The formats did not conform to any industry standards. The software used
in these systems resembled subsystems of existing general business
applications.
These first generation systems typically involved the exchange of
private-format data files and associated data processing programs. Trading
partners typically communicated directly with each other over private
networks. Examples of first generation systems include General Motors' and
Ford's automotive "release" systems and retail industry order processing
systems, such as those used by Sears, J.C. Penney, and K Mart.
The second generation was characterized by the introduction of variable
length, hierarchical document standards such as TDCC (used in the
transportation industry) and UCS (used in the grocery industry), which
created a need for a more generalized approach to translating those
standards into computer-processable business forms.
Translators of this generation typically employed fixed data files
transferred to an intermediate process that translated the document into a
form usable by host applications. The translator's primary task was to
convert the records in the data files from variable length format to a
fixed length format that could be processed by traditional batch
applications. These translators were known colloquially as "asterisk
strippers" because they had no capability to manipulate data between
records or to change the placement of data within records.
A major shortcoming of these second generation translators was that a large
amount of additional intermediate processing was required, typically
involving programming tasks to integrate the EDI document into an
application system. Networks and major trading partners tended to overlook
this problem in their efforts to expand trading partner relationships. The
dissatisfaction of end users with the high software maintenance demands of
this post-translation processing requirement led to the development of the
third generation of software.
The third, or current, generation of translation software attempts to
provide higher levels of transform capability so that an EDI document can
be put into a form closer to the input required by the user's integrated
application software. These translators provide for table-driven systems
and "dynamic mapping."
The translation software uses a table structure to perform the translation.
The tables consist of the standard data dictionary and syntax rules for
the data segments and elements of a given EDI transaction set. The
software selects the appropriate table to perform the translation for a
specified EDI transaction set to be generated.

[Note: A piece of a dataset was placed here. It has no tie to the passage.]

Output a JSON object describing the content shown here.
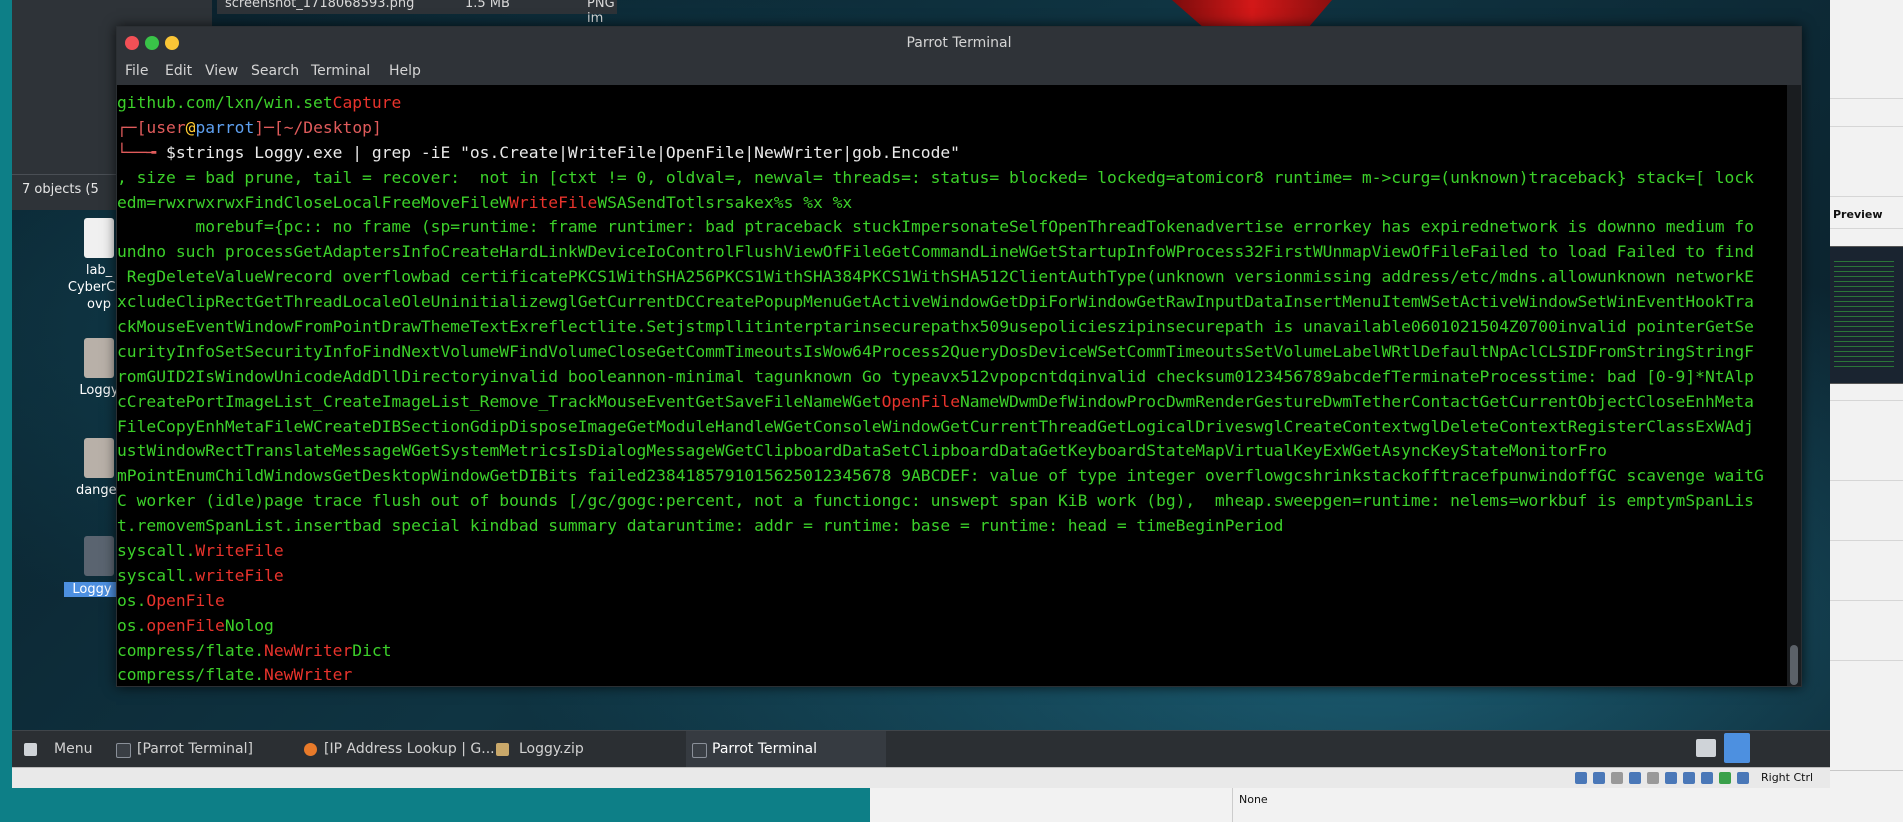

Dynamic mapping allows the user to identify the relationship of elements
within a segment to fields in an application input document and vice
versa. Instead of fixing record lengths, the systems allow the user to put
data elements into different data files in any location. Rather than being
limited to a single fixed length file in a transaction set, the user can
select data from multiple files, in any order within the file, and present
the data to the translator.
The ACS Network Systems EDI 4XX product, available from ACS Network Systems
of Concord, Calif., is typical of third generation software products. The
data communication component of ACS 4XX provides the means to generate and
maintain a communication line directly with a trading partner or to a
third party data network and the means to control the process of sending
and receiving documents to and from trading partners. The translation
component of ACS 4XX translates incoming standard business documents from
an EDI Standard format to a format usable by applications programs and
reverses the process for outgoing data.
These third generation systems suffer from several problems. First, the
dynamic links between fields in application databases and data elements in
EDI documents are unconditional--the field mapping or linking is construed
to be constant in any given application. The systems are therefore unable
to represent the conditional expressions that appear as "notes" in almost
all standards. For example, a segment definition may have a conditional
note that specifies that either the second data element must be present or
both the third and fourth elements must be present. Although some
translators have attempted to comply with these notes through the actual
translator software code, this technique has proven inadequate and
difficult to maintain as standards and documents evolve. Further, the
standards definitions employed by these systems have relied on a data base
schema of the standards definition. This is a relatively inflexible
approach that does not readily accomodate the continual evolution of the
standards.
Second, these systems assume that EDI input will require non-EDI, or
application, output. This prevents the systems from acting as true
translators, capable of communicating any type of input and any type of
output. Similarly, the communication components of such systems assume
that their only interfaces would be with EDI-capable networks. This
precludes straight file transfer capability between computers, and
prevents the systems from acting in a terminal emulation mode to interface
with other computers. Further, the communications interface does not
provide the structure for unattended operation; the systems cannot act as
passive communications systems for receiving calls from outside systems.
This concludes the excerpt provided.